The federal ridings that experienced the highest voter turnout in the 2019 Canadian election saw three-quarters of their registered electors vote, while the ridings that experienced the lowest voter turnout saw less or barely half of registered voters cast a ballot, according to preliminary data from Elections Canada.
Two Ottawa-area ridings were among those with the highest voter turnout in the federal election, while two ridings in Manitoba were at the bottom of the list, according to the early results, which Elections Canada says do not include electors who registered on election day.
Overall, the electoral agency says 65.95 per cent of registered electors across the country voted on Oct. 21, 2019, which was comparable to the turnout in 2015 (68.3 per cent).
Global News took a look at the top five ridings with the highest voter turnout nationally, as well as the five ridings that experienced the lowest turnout, and dissected those results with two experts.
University of Calgary political science professor Lisa Young underscored the list contains both some continuity and idiosyncrasies.
Top 5 ridings with highest voter turnout
Five ridings in Saskatchewan, Ontario and New Brunswick claimed the top five spots for highest voter turnout this election. They are:
- Carleton (Ontario): 77.4 per cent
- Souris—Moose Mountain (Saskatchewan): 77.3 per cent
- Beauséjour (New Brunswick): 77.2 per cent
- Carlton Trail—Eagle Creek (Saskatchewan): 76.8 per cent
- Ottawa Centre (Ontario) 76.2 per cent
Stéphanie Plante, executive director of the International Commission of Jurists Canada, said the makeup of the list didn’t surprise her, particularly the presence of two Ottawa ridings.
Generally, around the world, capital cities have “really high turnout” in elections because their residents are typically more engaged by virtue of being close to government, explained Plante, who researches and lectures on elections, voter turnout and minority populations in politics.
“They work here. They live it every day … so they’re just generally hyper-aware of elections and they’re more hyper-aware of the fallout of elections,” she said.

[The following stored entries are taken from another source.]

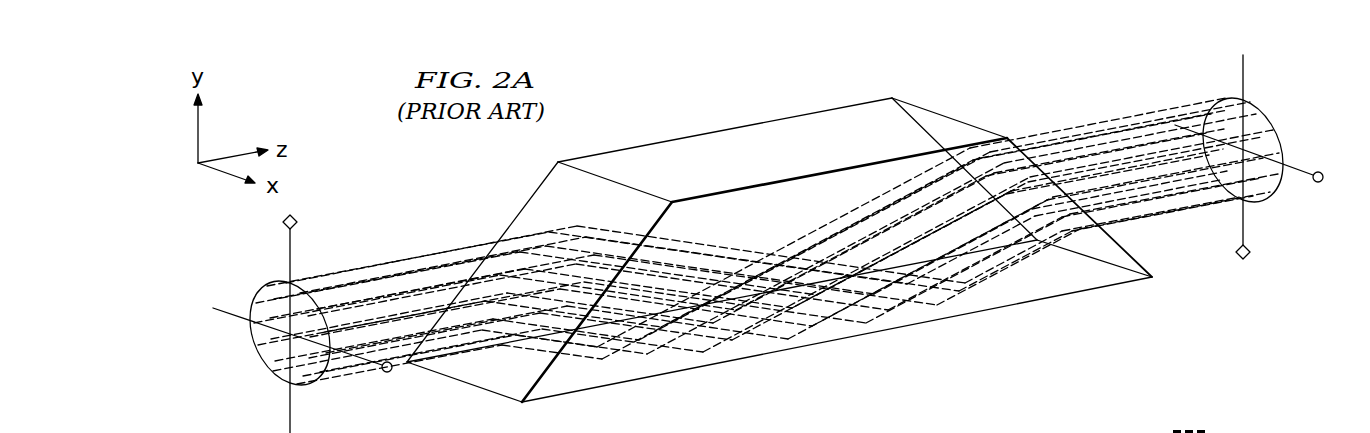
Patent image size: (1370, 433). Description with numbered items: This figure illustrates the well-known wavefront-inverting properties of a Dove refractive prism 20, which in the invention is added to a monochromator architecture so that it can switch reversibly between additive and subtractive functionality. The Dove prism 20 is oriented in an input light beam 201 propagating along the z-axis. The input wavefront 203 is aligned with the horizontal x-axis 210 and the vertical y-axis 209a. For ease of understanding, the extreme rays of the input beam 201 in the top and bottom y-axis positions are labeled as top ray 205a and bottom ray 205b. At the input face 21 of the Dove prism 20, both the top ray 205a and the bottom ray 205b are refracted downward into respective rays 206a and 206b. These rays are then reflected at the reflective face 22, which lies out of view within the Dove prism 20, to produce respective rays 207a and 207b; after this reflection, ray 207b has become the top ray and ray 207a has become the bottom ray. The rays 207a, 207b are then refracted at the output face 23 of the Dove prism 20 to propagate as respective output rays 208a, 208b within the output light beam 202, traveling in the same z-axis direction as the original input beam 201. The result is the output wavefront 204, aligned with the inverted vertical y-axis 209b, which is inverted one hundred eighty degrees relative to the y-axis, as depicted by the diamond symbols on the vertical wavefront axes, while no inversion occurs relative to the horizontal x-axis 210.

The Dove refractive prism 20 is at (692, 118).
The input face 21 is at (546, 192).
The reflective face 22 is at (932, 306).
The output face 23 is at (944, 129).
The input light beam 201 is at (397, 244).
The output light beam 202 is at (1076, 114).
The input wavefront 203 is at (265, 287).
The output wavefront 204 is at (1263, 112).
The top ray 205a is at (353, 272).
The bottom ray 205b is at (332, 370).
The ray 206a is at (700, 250).
The ray 206b is at (543, 343).
The ray 207a is at (983, 268).
The ray 207b is at (833, 233).
The output ray 208a is at (1165, 213).
The output ray 208b is at (1142, 122).
The vertical y-axis 209a is at (287, 402).
The inverted vertical y-axis 209b is at (1245, 223).
The horizontal x-axis 210 is at (227, 313).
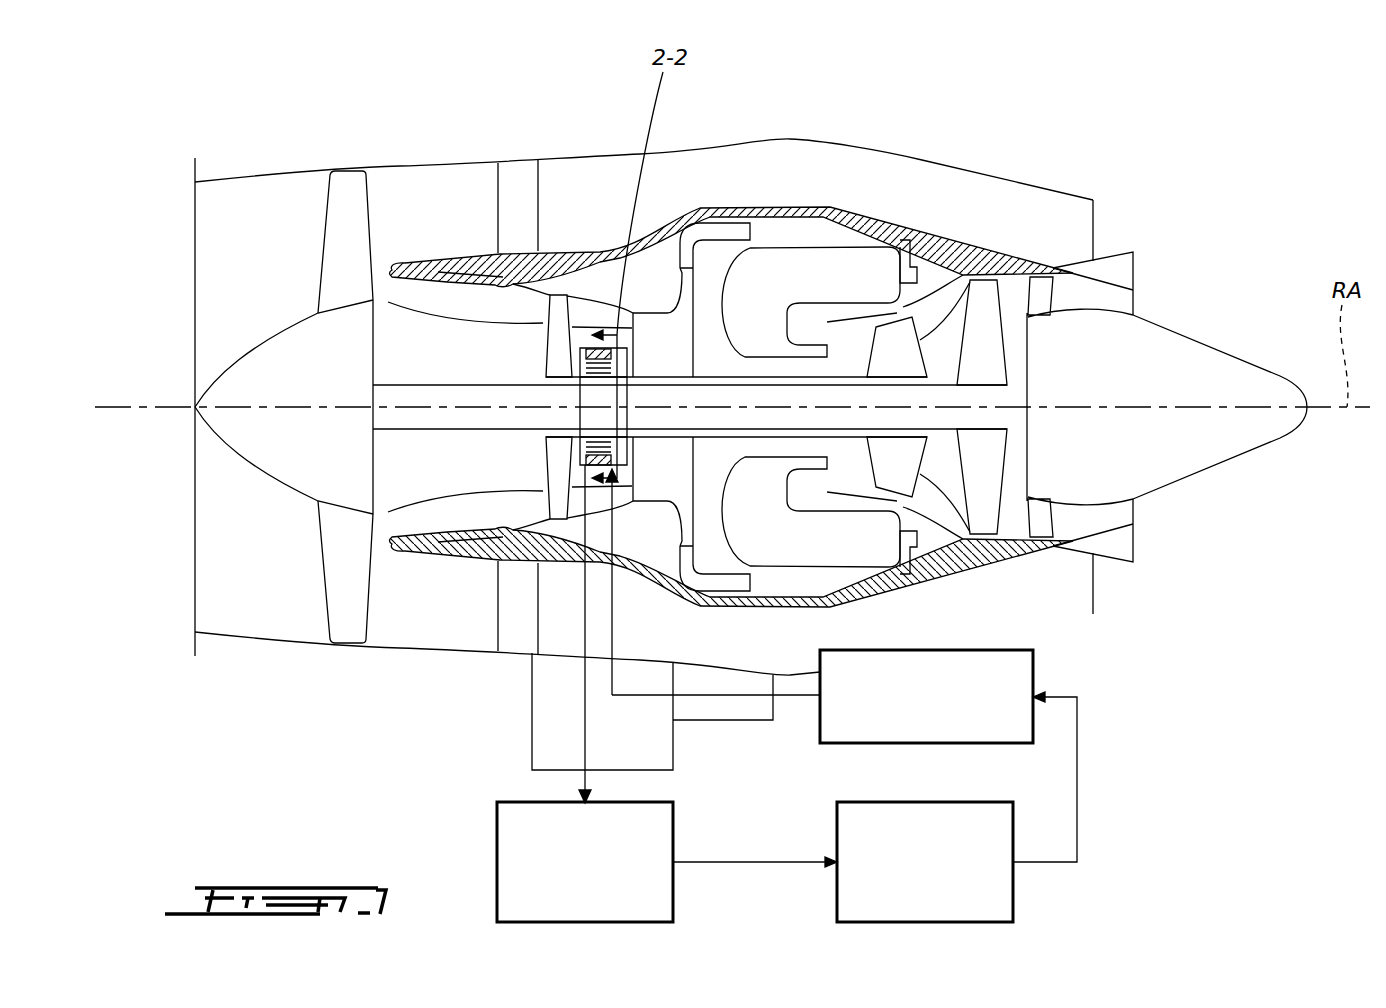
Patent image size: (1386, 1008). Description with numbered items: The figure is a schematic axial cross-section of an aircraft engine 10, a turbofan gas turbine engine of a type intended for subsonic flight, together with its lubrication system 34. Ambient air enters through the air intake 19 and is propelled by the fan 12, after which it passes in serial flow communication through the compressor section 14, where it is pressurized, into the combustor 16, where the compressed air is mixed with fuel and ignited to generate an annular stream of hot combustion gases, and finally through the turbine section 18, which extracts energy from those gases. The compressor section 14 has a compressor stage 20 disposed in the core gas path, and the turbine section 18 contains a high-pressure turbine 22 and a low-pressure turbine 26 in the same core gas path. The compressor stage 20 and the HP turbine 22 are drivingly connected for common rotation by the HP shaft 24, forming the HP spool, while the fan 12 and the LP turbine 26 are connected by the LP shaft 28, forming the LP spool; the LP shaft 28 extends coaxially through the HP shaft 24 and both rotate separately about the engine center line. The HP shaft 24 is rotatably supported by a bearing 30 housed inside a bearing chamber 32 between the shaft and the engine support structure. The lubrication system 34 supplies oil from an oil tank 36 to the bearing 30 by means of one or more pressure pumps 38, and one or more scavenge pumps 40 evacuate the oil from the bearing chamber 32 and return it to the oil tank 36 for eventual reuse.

The aircraft engine 10 is at (926, 104).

“They are keenly aware of where political parties stand on the issues of public service engagement and renewal and stuff like that.”
High competitiveness and close contests in a riding can also trigger high turnout, experts say. Ottawa Centre has see-sawed between electing an NDP MP and a Liberal MP and has historically seen high turnout, Young pointed out.
As for the two Saskatchewan ridings, both are traditionally Conservative territory — but neither were in danger of shedding their blue colours.
“I think we saw high turnout, even though they weren’t too competitive, because people really felt that there was a message to be sent,” Young said.
Not a single Liberal candidate was elected in Saskatchewan on Monday night.
Plante also said it’s possible an anti-Liberal sentiment motivated a large turnout at the polls in those two ridings, but historically, she argued, the province has demonstrated “really high political engagement.”
“It’s just a really engaged province and a lot of people don’t know that because they’re small.”
The fact that a longtime Regina MP and now Conservative leader had a shot at being prime minister might have also increased interest in Andrew Scheer and the Tories, Plante added.
As for Beauséjour in New Brunswick, it’s a riding that’s typically quite engaged in the political process, she suggested. The area has been represented by Liberal MP Dominic LeBlanc for nearly two decades and before that, by his father, who later was appointed Governor-General of Canada.
“They’re very proud of their political tradition in Beauséjour and that’s usually reflected in voter turnout,” Plante said.
5 ridings with lowest voter turnout nationally
Meanwhile, the territory of Nunavut and four other ridings in British Columbia, Manitoba and Quebec saw the lowest voter turnout in the election. They are:
- Richmond Centre (British Columbia): 51.9 per cent
- Winnipeg North (Manitoba): 50.1 per cent
- Nunavut: 48.4 per cent
- Churchill—Keewatinook Aski (Manitoba): 45.6 per cent
- Abitibi—Baie-James—Nunavik—Eeyou (Quebec): 44.7 per cent
The three ridings at the bottom of the list are all massive — they’re among Canada’s largest — and northern, both Young and Plante emphasized.
“Those always have challenges of transportation and being able to leave your house on time. Sometimes your polling station is 40 minutes away and it’s snowing or your car doesn’t work,” Plante said.
“It’s just proven that the longer the distance, the less you’ll be motivated to get out there.”
In addition to that, many First Nations communities prefer to participate at their band or nation level and don’t participate in Canada’s federal elections “because to them, their nation is their nation,” Plante added.
As for Richmond Centre, Plante noted the riding has one of the largest immigrant populations in Canada and it’s possible a sizeable percentage of the population wasn’t able to vote in this federal election.
To that point, Young said studies have shown there is lower turnout among citizens in elections for which they were eligible to vote for the first time.
Both Young and Plante couldn’t say definitively why voter turnout in Winnipeg North is so low.